Alors je m’enfile un nombre (très) conséquent de magazines, d’articles, de reportages, de bouquins, de vidéos. Tenez, la dernière fois, je suis resté devant la télé jusqu’à point d’heure parce qu’un reportage suivait pas à pas une bande de hippies bien décidée à construire une maison en paille. Puis un couple bio qui a fait des enfants bios à base de sperme bio, en train de construire une maison en bois. Personnellement, je n’ai pas comme projet de construire une maison en paille, une maison en bois ou une maison en briques. Je laisse ça aux 3 petits cochons et si d’aventure la grande méchante louve vient sonner à la porte, je lui démonte la gueule à coups de pelle, quand bien même elle a 42% de la population qui la soutient.

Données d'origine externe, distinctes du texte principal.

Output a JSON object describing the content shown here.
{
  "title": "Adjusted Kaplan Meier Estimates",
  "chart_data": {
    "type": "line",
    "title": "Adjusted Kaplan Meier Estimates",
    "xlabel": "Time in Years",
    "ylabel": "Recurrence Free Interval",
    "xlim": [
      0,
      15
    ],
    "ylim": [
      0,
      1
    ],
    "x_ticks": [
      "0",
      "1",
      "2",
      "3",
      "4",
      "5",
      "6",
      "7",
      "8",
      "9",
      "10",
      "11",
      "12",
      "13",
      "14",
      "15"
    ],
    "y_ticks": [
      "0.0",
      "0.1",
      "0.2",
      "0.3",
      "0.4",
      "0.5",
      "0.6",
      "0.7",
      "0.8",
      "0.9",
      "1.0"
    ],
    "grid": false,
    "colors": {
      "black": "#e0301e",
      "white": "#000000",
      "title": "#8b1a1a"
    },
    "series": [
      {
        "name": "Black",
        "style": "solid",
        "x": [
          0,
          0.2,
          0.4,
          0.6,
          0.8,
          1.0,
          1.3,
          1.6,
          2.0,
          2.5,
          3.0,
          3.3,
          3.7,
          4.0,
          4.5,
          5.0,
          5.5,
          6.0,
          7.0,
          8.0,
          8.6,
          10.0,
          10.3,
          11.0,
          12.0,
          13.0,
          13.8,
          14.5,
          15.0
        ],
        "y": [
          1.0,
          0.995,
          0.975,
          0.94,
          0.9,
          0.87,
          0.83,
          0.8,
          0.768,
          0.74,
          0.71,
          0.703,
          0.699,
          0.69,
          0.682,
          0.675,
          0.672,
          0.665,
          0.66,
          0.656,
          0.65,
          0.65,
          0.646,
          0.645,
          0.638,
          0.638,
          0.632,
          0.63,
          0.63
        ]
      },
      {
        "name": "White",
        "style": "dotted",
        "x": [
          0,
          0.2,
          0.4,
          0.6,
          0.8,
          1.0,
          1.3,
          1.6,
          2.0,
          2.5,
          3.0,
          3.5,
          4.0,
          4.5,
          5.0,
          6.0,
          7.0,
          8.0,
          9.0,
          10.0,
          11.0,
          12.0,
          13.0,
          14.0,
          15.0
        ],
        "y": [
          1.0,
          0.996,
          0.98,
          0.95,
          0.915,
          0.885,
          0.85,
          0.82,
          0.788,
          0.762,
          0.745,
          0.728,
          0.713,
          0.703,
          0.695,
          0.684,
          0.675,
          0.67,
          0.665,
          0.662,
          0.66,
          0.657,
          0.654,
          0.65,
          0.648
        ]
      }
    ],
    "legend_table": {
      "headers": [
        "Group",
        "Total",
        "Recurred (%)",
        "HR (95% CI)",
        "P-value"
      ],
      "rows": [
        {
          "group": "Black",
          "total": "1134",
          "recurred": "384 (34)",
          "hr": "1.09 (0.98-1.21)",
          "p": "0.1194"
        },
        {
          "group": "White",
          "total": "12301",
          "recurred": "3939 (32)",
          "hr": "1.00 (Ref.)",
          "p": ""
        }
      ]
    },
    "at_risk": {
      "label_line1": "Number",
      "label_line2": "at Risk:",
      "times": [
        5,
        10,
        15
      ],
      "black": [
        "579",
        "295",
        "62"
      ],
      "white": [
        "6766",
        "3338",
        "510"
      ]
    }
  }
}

Seulement voilà, le reportage était bien foutu et suivait pas à pas les réussites et galères de ces deux constructions, dans le détail. C’était même très très détaillé, et c’est pour ça que je suis resté à regarder. Résultat, désormais, je sais théoriquement construire une maison en paille et théoriquement construire une maison en bois. Ça ne me servira très certainement jamais. Mais je sais faire. D’ailleurs, pour ne citer que quelques-uns de mes savoirs inutiles, je sais cultiver des choux, mettre en conserve des sardines, construire un tonneau, faire se reproduire un étalon et même dorer une statue à la feuille d’or. Attention, par « inutile », je ne veux pas dire « inintéressant ». Je veux juste dire qu’il y a quand même très peu de chance que je me retrouve un jour dans la position de branler un canasson pour le faire juter dans un tupperware. Mais je sais faire. Et j’adore l’Histoire, aussi. Et les petites histoires derrière l’Histoire.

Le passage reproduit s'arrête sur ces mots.